|
Meslektaşların Soruları Hukukçu meslektaşların hukuki nitelikte sorularını birbirlerine yöneltecekleri mesleki yardımlaşma forumu. SADECE hukuk fakültesi mezunları ile hukuk profesyonellerinin (bilirkişi, icra müdürü vb.) yazışmasına açıktır. [Yeni Soru Sorun] |
17-08-2006, 04:59 | #1 |
|
Davayı atiye terk(Kat malikleri kurulu kararınınn iptali davası)
3 parsel üzerine kurulu A sitesinde kat maliiki olan A, B, C,D kişileri aslında bu sitenin birönceki ibra edilmeyen yönetici ve yönetim kurulu üyeleridir.
Aynı sitede yapılan seçim ile bir sonraki dönem için E, F, G, H yönetim kuruluna seçilmiştir. A,B,C,D birlikte hareket ile E,F,G,H'nin seçildiği KAT MALİKLERİ KURLU KARARInın iptali için dava açarlar. Bu arada yeni seçilen E,f,G,H önceki yönetimi oluşturan A,B,C,D aleyhine "kendi yönetimleri döneminde yetkisiz ve usulsuz harcama ile siteyi zarara uğratıkları" iddiasi ile davalar açarlar.. A, B, C, D'nin açtığı kat malikleri kurulu kararının iptali davası devam eder iken kat malikleri kuruluna katılan ve burada olumlu oy kullanması nedeni ile davalı olan P vefat eder.
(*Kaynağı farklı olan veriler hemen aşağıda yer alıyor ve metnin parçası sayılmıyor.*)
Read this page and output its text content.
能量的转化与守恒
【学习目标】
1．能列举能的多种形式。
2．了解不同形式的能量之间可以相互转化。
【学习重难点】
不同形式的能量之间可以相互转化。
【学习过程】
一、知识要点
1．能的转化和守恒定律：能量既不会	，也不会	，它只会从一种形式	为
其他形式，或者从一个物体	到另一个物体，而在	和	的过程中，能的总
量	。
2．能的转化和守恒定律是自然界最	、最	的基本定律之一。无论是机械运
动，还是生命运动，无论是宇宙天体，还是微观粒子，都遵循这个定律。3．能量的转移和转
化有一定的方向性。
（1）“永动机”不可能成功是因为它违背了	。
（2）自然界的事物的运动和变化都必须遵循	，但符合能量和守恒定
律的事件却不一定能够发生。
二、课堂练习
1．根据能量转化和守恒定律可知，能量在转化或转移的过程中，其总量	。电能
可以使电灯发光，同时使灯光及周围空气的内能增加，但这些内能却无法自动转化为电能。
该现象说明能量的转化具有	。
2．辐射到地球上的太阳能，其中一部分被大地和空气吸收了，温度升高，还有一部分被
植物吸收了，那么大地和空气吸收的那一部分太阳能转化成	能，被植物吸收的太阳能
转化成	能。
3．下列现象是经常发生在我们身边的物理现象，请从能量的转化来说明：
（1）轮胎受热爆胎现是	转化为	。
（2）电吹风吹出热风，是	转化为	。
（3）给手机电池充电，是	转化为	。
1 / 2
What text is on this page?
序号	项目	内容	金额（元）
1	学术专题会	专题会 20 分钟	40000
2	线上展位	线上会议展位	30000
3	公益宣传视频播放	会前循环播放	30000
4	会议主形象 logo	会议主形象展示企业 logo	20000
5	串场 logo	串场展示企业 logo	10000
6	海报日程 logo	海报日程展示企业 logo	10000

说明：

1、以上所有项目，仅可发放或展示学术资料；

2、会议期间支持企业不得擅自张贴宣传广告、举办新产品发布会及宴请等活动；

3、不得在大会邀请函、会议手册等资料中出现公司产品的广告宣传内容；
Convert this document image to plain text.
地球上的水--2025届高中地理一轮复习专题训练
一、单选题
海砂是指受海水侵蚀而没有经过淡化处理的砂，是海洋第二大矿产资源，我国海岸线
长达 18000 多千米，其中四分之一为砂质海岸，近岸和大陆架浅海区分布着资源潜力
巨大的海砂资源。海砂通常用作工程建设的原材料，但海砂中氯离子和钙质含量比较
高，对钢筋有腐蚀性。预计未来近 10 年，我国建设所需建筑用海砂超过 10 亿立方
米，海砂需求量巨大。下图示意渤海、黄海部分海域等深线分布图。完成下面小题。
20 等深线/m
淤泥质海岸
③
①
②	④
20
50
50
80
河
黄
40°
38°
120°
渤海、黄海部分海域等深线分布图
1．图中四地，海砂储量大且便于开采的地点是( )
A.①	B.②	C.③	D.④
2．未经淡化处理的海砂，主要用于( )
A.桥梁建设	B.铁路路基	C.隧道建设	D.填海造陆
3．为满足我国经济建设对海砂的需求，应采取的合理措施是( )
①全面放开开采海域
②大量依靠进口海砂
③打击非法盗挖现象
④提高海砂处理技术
Davalı yanın P'nin vefat ettiğini ve davaya mirasçılarının dahil edilmesi gerektiğini beyan etmesi üzrerine tüm davacıların vekili olan kişi "davalı P aleyhindeki davayı atiye terk ettiklerini." beyan eder ve buna dair tutanağı da imzalar.. Atiye terk bayanının üzerinden 4 ay geçer.. Mahkeme yargıcı " Usul hukukunda atiye terk diye bir kavram olmadığını, bununla neyi kastettiğini.." davacı vekiline sorar ve davacı vekili "bu beyan ile davayı takipsiz bıraktıklarını." beyan eder.. Bu esnada davalılar vekili merhum P mirasçılarının vekaletnamesin ibraz eder ve "davayı atiye terk talebini kabul ediyoruz." diyerek bu durumu duruşma tutanağına yazdırır. Merhum P dışındaki davalıların da avukatı olan vekil esasen davayı atiye terk talebi ile birlikte halen sağ olan davalılar adına "atiye terk talebini kabul ettiğini" mahkemeye bildirmiş ve durumu duruşma tutanağına geçirttirmiştir... ------- Dava halen derdest. HUMK.m.185/1 ve 409 kapsamında düşüncelerim var.. Hukukçu arkadaşlarım ne düşünür merak ettim... Kuru bir merak değil. Düşüncelerini yazarlar ise katkı sağlayacağına inanıyorum.. Saygılarımla.. |
17-08-2006, 11:01 | #2 |
|
Atİye Terk Usul Hukukumuzda Vardir
Sayın Meslakdaşım,
Mahkeme yargıcı "Usul hukukunda atiye terk diye bir kavram olmadığını, bununla neyi kastettiğini.." davacı vekiline sorar demişsiniz. İstanbul'da 9 yıl avukatlıktan sonra Yüksek Hakimler Kuruluna verdiğim dilekçede "yargıç eksikliği ve bilgisizlikleri" gerekçesiyle mesleğe girmek istediğimi belitip, oybirliğiyle kabul edildikten sonra Antalya Gündoğmuş'tan yargıçlığa başlayıp 20 yıl çeşitli yerlerde çalışarak emekli olup, 17.Auğusto.1999'dan bu yana eski mesleğine dönmüş bir hukukçu olarak size yanıt veriyorum: Bu durum hukukumuzda böyle bir kavramın olmadığını değil, o Mahkeme Yargıcının hukukçu olmadığını gösterir. 20-25 dakikalık bir internet araştırmasından sonra Yargıtay kararları ve doktrinden size 10 sayfalık bilgi topladım. Sitede acemi olduğumdan tamamını buraya aktaramadım ve bunu araştırmaya zamanım kalmadı. omeryasa42@mynet.com adresime mail adresinizi gönderirseniz size aktarayım. Ayrıca bu bilgileri bu siteye de aktarırabilirseniz sanırım yararlı olur. Bu arada şunu belirteyim her iki avukatlık dönemimde ve yargıçlığımda "atiye terk" müessesini çok kullandım. Selam ve sevgilerle. Av. Ömer YASA |
17-08-2006, 12:11 | #3 |
|
Sevgili meslekdaşım,
Mesajımı tekrar daha dikkatli okursanız, sizden benim mail adresime adres göndermek istediğimi fark edeceksiniz. Daha ne diyeyim? |
17-08-2006, 13:37 | #4 |
|
"davayı atiye terk" kavramı Hukuk Terimleri Sözlüğünde davadan vazgeçme anlamında açıklanıyor. Yani HUMK.m.185/1 anlamında bu talep DAVAYI GERİ ALMA YASAĞI olarak değerlendiriliyor. Bu hali ile davalı tarafın açık onamı alındıktan sonra talep kabul edilebilir.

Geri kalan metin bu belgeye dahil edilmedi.